Councils like Bradford are empowering communities by procuring locally

Keep it small, keep it local.

We’re beginning to see a shift in the story told about local government. For years all we’ve heard has been doom and gloom: deep cuts, rising demand, difficult decisions.

But in local government we refuse to be bowed by the weight of austerity.  Increasingly we are the originators of something far more positive.

Not because of any change in external circumstances; far from it. There seems to be no light at the end of the tunnel in terms of ongoing austerity and the huge pressure it has been piling on local areas for almost a decade now.

However, up and down the country councils are finding creative solutions. At the heart of this is a big shift in approach: away from outsourcing services at scale, towards unlocking the power of community.

Bradford is pleased to be at the forefront of this new direction. So, along with other councils, we’ve joined the Keep it Local Network.

It’s convened by Locality – the national membership network for community organisations – in partnership with Lloyds Bank Foundation for England and Wales. And it’s building a movement of likeminded councils who are forging strong local partnerships to maximise their local strengths.

The outsourcing model took hold a decade ago as councils searched desperately for short term savings. The theory went you could drive down costs by bundling up services into mega outsourcing contracts that go to big providers at the lowest price possible.

But this has been proven a mirage. Time and again, these big contracts have not only failed to deliver the quality of service or savings promised. They’ve ultimately seen councils’ precious procurement spend leak out of the local area without achieving maximum benefit for local residents. 

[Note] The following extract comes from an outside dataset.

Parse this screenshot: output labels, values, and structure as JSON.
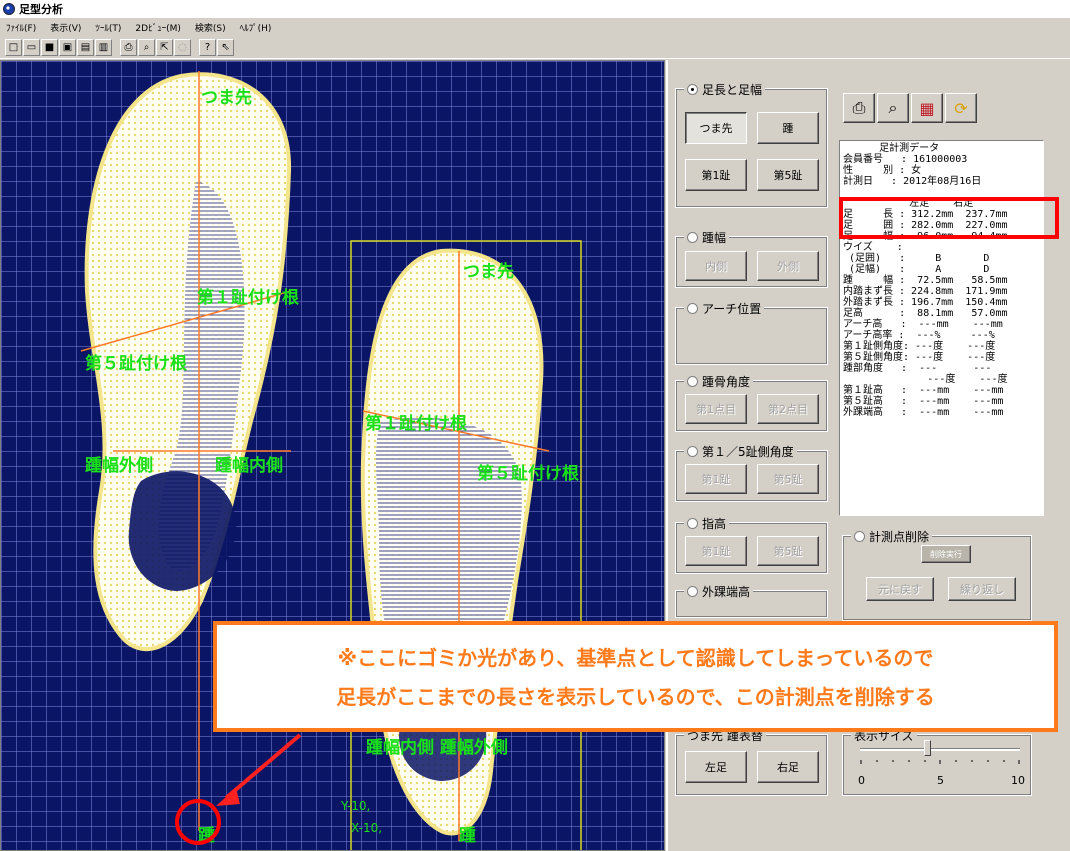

In Bradford we’ve committed to work towards six Keep it Local principles which set out what this path means in practice. It means we’re thinking about the whole system, rather than individual service silos.

Coordinating services at a neighbourhood level. Increasing our local spend to invest in the local economy. Focusing on early intervention now to save costs tomorrow. Committing to our community and proactively supporting local organisations. And commissioning services simply and collaboratively so they are ‘local by default’.

We want to use these principles to guide our policy development in the years to come, but they also really emphasise what we’re already trying to do here in Bradford. 

First and foremost, this is about empowerment. We want to make sure people have more control over what happens locally. 

Procurement is a big part of this – making sure that local providers aren’t crowded out of the process by big contracts or excessive bureaucracy, so they have the opportunity to provide local services.

But it’s also about making the most of things like community asset transfer, to give communities power over their buildings and community spaces.

Community asset transfer can often be a win-win for councils, as it not only gives communities control over the places that really matter to them, it also gives more options to bring in funding from other sources that are unavailable to the council.

Secondly, it’s about increasing local spend to invest in the local economy. Currently, about 40% of the money we spend as a local council is with locally based organisations. Our ambition is to make that 60%.

There are practical things we can do to make that happen. For example, we’ve upped the threshold for when contracts need to go through a full tender process.

For anything that’s below £180,000 we can invite local bidders and we don’t have to advertise. By spending our money locally, we are creating jobs in our district, providing opportunities and supporting local supply chains to make sure the Bradford pound goes further. 

Thirdly, Keeping it Local is about creating better services. This isn’t about altruism, or working with local organisations because it’s a nice thing to do. We want to Keep it Local because we know it’s the best way to provide the best possible offer for our communities. 

Take our Home Support contracts for example. We used to have seven framework lots that were spread across the district’s five constituencies. The fact that the contracts were operating at that kind of large scale meant they sometimes went to big providers.

This created a situation where those providers were having to travel miles and miles across the borough to a person to cater for their home care needs. So what we’ve done is break down the contract into much smaller lots.

We’ve now got 22 providers, operating over 17 areas. 12 of them are local and they are providing a much better service in these places because they’re from the community and have people working for them who are from that community. It ensures they are more efficient and provides a better service for local people.

At a time when centralised and market-driven orthodoxies are crumbling, we need a system that is built on genuine partnership between local government and local people.

Sometimes we hear the objection that local people don’t want to get more involved in services – that they just want to receive a transactional service and be left alone.

Paternalism runs deep. We have to challenge this thinking where we see it. There are skills and talents in every community if you give people the opportunity and the right support. 

So it’s for these reasons – to increase local spend, to create better services and to empower our citizens – that Keep it Local is such a good fit for us.

We’re not there yet – there is still a long way to go until we have truly transformed our approach. But we’re committed to driving change and really pleased to be part of this growing movement. Sometimes it feels like we’re on our own in local government. The support we can provide to, and receive from, other likeminded councils through the Keep it Local Network will be invaluable as we forge this new path together.

Susan Hinchcliffe is a Labour councillor and the leader of Bradford Council.